Page 1 of 1
Frequent increase in load
Posted: Tue Mar 02, 2021 9:55 am
by deek
Hey ,
The NagiosXI load is going high very frequently . We use check_xi_by_ssh plugin and agentless is set up .
We are using 16GB RAM and 16 CPU core . The total number of hosts are 432 and total number of services are 8568 .
Please let us know how we can reduce the spikes in load .
Re: Frequent increase in load
Posted: Wed Mar 03, 2021 10:21 am
by benjaminsmith
Hi
@deek,
Often high load can be the result of corrupted database tables, I would check the log for any error messages. If needed, run the following command as root to repair the database tables.
Code: Select all
/usr/local/nagiosxi/scripts/repair_databases.sh
A few more questions...
Is this a production or test server?
Are check results being processed (updated) in the GUI?
What is the average check interval for the check_by_ssh services?
Lastly, please send over the profile and we'll review the logs for you. Thanks, Benjamin
To send us your system profile.
Login to the Nagios XI GUI using a web browser.

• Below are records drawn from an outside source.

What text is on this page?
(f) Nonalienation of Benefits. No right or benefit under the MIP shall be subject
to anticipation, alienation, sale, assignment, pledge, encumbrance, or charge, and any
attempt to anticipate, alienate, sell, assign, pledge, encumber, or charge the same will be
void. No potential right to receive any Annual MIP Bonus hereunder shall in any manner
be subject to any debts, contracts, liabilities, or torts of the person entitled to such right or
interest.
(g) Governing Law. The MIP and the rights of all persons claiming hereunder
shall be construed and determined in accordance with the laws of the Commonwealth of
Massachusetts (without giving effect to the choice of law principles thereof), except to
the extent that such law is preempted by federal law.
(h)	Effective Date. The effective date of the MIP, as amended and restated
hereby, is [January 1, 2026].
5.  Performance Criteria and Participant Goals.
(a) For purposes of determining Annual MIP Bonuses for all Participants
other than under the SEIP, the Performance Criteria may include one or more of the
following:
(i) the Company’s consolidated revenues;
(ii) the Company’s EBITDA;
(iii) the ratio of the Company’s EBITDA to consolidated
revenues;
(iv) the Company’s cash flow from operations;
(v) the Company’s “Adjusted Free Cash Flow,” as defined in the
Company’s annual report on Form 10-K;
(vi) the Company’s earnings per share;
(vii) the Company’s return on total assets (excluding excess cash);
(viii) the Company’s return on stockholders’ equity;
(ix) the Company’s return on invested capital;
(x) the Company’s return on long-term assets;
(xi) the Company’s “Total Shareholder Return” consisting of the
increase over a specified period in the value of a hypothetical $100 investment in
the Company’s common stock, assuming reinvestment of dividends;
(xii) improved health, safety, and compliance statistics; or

Click the "Admin" > "System Profile" Menu
Click the "Download Profile" button
Re: Frequent increase in load
Posted: Wed Mar 10, 2021 2:04 am
by deek
Hello ,
1. It is a production server
2. Check results are been updated .
3. Check interval = 10min , retry interval =5min , max check attempts =1 . We have made this for all the hosts and services .
4. I have DM you the profile
Currently we have 6964 hosts and 6751 services .
Re: Frequent increase in load
Posted: Wed Mar 10, 2021 4:02 pm
by benjaminsmith
Hi
@deek
Thank you for the system profile. The main issue with load looks to be related to the crashed database tables.
210310 1:53:10 [ERROR] mysqld: Table './nagios/nagios_logentries' is marked as crashed and last (automatic?) repair failed
ndo2db: Warning: queue send error, retrying...
Mar 10 00:22:45 lxappnagprd031 ndo2db: Error: mysql_query() failed for 'INSERT INTO nagios_logentries SET instance_id='1',
Let's go ahead a run the repair script. Log in as root and run the following command from the CLI.
Code: Select all
/usr/local/nagiosxi/scripts/repair_databases.sh
That should help improve the load. However, the message queues have backed up, run the following commands to restart the software stack and clear the kernel message queue.
Code: Select all
systemctl stop crond
systemctl stop npcd
systemctl stop nagios
systemctl stop ndo2db
pkill -9 -u nagios
for i in $(ipcs -q | grep nagios |awk '{print $2}'); do ipcrm -q $i; done
rm -rf /usr/local/nagiosxi/var/dbmaint.lock
rm -rf /usr/local/nagiosxi/var/event_handler.lock
rm -rf /usr/local/nagiosxi/scripts/reconfigure_nagios.lock
systemctl restart mariadb
systemctl restart httpd
systemctl start ndo2db
systemctl start nagios
systemctl start npcd
systemctl start crond
Next, run a top command and let me know if the load averages have dropped from what's in the profile.
Code: Select all
top - 01:53:20 up 4 days, 11:16, 0 users, load average: 278.19, 327.16, 356.20
Going forward, if you have ongoing issues with crashed databse tables, it would be beneficial to convert the storage engine on the nagios database from myisam to innnodb. We have instructions for that on our knowledgebase. Be sure to take a full backup before making any changes.
Database Storage Engine and High CPU usage in Nagios XI
Regards,
Benjamin